An executive with the China unit of a foreign PC maker says Linux was
probably installed on 3%-5% of desktops sold in China last year. This
year that figure could rise to 10%, the executive says. Federal
Software Stores, a Chinese retail chain with 256 outlets, sold 20,000
copies of the latest version of TurboLinux between its release in
mid-August and mid-December, says Li Ruxiong, Federal's president.

Very good. So, many Chinese already embrase linux. Any hope for
another China government funded OS project?

> >China's government and computer industry are interested in Linux for several reasons, industry executives say.
> >
> >SECURITY:
> >Microsoft is a U.S. company and the Chinese government worries that
Windows contains secret "back doors" that allow Microsoft or the U.S.
government to spy on computer users -- an allegation that Microsoft
has repeatedly denied. Qing Sihan, a computer-security expert at the
Chinese Academy of Sciences and vice-chairman of the information
security committee at the China Computer Federation, says: "Linux is
particularly useful for China as the source codes are accessible and
there are almost certainly no back doors which could compromise
security." But China "has not yet made a decision on what kind of
operating system to recommend for computer networks, so different
organizations and ministries make their own decisions."

That's not the point. Mok, you gotta remember computer security is the
weakest link. You have linux and it's more secure than Windows?
fine. You run a software from someone else as root and this software
is not secure?
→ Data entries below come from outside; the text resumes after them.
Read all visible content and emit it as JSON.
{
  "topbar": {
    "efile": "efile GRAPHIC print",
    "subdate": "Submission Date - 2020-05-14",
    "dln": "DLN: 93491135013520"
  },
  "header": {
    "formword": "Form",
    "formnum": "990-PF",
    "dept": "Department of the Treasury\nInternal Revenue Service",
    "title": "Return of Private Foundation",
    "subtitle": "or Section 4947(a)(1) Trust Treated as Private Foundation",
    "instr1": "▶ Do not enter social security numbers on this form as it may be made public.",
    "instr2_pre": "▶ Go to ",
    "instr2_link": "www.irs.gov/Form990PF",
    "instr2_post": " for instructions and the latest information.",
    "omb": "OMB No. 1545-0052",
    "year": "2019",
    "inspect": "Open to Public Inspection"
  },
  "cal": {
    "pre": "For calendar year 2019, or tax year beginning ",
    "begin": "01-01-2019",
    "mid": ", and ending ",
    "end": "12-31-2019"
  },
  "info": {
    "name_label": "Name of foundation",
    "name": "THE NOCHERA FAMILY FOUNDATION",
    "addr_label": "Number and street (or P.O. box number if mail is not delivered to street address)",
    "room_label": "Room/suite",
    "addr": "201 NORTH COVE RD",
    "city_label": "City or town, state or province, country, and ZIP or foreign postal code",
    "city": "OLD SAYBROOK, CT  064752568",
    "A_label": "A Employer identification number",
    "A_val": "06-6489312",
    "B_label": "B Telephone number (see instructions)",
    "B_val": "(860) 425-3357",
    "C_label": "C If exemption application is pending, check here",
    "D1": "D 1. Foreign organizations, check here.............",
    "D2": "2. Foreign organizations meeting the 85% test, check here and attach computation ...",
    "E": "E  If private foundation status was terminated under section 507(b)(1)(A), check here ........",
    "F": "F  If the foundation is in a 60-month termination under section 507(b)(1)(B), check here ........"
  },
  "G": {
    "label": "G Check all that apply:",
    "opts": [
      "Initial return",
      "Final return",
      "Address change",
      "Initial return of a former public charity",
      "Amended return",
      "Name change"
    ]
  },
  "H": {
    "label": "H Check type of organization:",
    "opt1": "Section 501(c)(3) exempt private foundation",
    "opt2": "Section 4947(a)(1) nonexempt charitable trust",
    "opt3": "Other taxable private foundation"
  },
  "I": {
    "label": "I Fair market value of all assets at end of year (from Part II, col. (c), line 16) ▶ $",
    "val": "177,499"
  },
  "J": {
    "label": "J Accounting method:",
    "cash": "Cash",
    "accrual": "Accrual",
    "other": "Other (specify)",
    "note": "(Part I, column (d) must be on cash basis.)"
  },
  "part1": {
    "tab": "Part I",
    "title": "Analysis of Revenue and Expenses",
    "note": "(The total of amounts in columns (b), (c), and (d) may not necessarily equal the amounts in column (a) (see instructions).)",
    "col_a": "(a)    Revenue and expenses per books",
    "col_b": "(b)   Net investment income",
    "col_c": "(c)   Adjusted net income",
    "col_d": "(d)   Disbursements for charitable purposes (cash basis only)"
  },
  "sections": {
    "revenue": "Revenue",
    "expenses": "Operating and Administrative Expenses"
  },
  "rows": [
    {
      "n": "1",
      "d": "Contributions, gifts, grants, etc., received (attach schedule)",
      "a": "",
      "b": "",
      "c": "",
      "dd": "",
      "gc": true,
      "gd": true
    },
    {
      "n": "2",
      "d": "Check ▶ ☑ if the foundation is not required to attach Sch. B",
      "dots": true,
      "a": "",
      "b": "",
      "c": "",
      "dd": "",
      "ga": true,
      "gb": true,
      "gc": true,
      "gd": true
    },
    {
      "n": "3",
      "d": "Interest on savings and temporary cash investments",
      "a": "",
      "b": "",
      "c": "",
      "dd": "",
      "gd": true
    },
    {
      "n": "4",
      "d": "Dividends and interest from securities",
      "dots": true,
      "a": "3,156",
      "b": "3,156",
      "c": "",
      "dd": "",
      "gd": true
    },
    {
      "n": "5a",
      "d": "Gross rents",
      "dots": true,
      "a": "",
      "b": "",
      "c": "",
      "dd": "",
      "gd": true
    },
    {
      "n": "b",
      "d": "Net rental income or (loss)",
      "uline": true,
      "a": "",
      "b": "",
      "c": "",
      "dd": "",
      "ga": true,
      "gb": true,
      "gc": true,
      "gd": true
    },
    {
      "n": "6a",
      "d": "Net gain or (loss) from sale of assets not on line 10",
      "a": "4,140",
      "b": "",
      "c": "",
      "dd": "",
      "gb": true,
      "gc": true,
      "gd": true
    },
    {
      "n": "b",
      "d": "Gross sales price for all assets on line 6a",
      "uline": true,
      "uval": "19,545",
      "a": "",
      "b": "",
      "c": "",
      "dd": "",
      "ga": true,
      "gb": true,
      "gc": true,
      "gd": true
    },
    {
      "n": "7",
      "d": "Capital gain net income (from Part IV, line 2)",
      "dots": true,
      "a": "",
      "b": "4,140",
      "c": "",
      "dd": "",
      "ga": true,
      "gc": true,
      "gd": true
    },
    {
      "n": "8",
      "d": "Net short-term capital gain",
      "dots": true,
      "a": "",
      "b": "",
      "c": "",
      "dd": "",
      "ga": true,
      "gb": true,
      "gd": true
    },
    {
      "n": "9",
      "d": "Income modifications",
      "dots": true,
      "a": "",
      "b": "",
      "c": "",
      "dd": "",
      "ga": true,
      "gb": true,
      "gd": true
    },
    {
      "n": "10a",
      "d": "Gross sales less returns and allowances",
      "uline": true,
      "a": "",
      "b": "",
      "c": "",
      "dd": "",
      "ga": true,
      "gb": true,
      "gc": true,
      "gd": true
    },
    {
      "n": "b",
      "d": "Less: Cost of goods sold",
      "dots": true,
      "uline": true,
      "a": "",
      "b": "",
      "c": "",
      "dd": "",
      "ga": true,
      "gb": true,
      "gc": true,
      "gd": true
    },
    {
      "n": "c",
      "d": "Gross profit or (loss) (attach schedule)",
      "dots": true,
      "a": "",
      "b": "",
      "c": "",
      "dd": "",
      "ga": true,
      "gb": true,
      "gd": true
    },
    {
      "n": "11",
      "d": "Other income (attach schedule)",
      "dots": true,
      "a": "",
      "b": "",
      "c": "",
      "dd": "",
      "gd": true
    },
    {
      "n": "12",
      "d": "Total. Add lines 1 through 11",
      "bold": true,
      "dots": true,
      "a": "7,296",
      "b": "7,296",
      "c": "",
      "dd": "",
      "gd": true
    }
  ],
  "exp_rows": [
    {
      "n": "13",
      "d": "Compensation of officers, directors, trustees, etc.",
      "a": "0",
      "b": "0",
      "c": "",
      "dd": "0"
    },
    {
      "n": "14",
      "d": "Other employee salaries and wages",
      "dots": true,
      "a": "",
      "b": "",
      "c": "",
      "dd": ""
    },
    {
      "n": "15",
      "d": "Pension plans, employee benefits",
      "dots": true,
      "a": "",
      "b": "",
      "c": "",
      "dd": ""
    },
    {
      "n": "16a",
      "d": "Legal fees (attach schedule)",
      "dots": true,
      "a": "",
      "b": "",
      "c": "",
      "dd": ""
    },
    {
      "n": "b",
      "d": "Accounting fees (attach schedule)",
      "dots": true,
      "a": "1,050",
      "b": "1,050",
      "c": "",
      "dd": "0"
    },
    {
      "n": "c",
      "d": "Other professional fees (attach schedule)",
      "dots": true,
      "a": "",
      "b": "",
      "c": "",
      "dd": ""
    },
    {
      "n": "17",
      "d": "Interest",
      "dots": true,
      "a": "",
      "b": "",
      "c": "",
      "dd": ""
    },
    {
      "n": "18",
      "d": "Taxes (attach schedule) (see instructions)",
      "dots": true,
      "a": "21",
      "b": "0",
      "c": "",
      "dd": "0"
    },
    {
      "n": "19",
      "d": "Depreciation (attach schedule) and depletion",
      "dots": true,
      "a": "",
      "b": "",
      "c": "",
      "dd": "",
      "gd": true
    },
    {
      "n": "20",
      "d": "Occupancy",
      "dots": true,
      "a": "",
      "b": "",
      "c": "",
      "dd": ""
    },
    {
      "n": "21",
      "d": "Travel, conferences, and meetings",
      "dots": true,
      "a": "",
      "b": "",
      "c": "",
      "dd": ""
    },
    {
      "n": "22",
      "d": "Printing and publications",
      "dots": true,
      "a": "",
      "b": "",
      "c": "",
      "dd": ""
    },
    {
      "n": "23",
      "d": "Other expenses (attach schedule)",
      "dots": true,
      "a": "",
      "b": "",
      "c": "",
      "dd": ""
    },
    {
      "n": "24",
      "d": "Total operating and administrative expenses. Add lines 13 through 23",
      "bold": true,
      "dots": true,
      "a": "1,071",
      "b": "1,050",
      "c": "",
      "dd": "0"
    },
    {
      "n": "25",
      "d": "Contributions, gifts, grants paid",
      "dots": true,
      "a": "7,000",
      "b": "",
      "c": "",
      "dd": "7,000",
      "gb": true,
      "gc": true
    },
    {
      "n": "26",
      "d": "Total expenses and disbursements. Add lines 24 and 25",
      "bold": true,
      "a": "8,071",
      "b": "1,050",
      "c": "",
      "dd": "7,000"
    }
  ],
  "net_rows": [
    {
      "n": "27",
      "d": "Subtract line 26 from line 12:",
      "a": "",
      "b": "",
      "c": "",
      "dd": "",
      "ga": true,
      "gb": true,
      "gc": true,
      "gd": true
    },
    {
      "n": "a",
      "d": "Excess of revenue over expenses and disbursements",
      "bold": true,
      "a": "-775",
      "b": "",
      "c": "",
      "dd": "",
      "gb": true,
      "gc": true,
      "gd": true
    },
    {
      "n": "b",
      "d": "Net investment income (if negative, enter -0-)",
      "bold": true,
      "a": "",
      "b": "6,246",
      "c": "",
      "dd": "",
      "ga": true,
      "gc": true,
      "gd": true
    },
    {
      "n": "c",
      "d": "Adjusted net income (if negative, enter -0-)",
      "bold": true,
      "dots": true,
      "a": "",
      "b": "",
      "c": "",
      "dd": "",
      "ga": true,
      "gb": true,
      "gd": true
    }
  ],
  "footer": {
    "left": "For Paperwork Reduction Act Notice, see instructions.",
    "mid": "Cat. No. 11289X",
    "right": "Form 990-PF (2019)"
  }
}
You're screwed.

> >ECONOMIC DEVELOPMENT:
> >China's software industry will likely never own more than a small
piece of the domestic market for Windows-related software, but could
play a bigger role with Linux. "Chinese computer programmers have not
been able to create an independent operating system, at least not one
that could compete with Windows, so Linux is just the opportunity
China needs to catch up in the technology race," says a Western
industry analyst in Beijing.

But again, you need to think of a business model for the China linux
companies to make money. hehe, that's the tough part.

> >NATIONAL PRIDE:
> >China's economic nationalism runs deep, and Linux, which isn't
owned by anybody, offers China a chance to participate as an equal in
the global software industry. In an editorial on "information
colonialism" in early February, the People's Liberation Army Daily,
which speaks for China's security-minded military, argued that China
must develop its own software. It wrote: "Without information
security, there is no national security in politics, economics and
military affairs. While learning from others, China should not be
under their control."

Yes,,,,, then China should develop its own OS from scratch for
national pride. Linux, after all, comes from the "western
imperialists".

> >The government has been trying for 15 years to develop a Chinese operating system, but has failed because the global industry moves too fast, says Compaq's Chan. Linux lets China use standard, internationally supported software without being beholden to any one company or country.

Mok, I told you if china government wanna start another SOE.....

> 6. http://counter.li.org/reports/place.php?place=CN
> >(Data on Linux users in China.) China is no. 163 in the density statistics, with 0.824921 users/Mpop
> >China needs 137 more users to pass Senegal and become no. 162
> >Angola needs 1 more users to pass China and become no. 163

That's becuz of China's huge population, right?

Now China sent a guy into space and has national pride, but another
girl in Ningxia cant afford her school study. Think about it.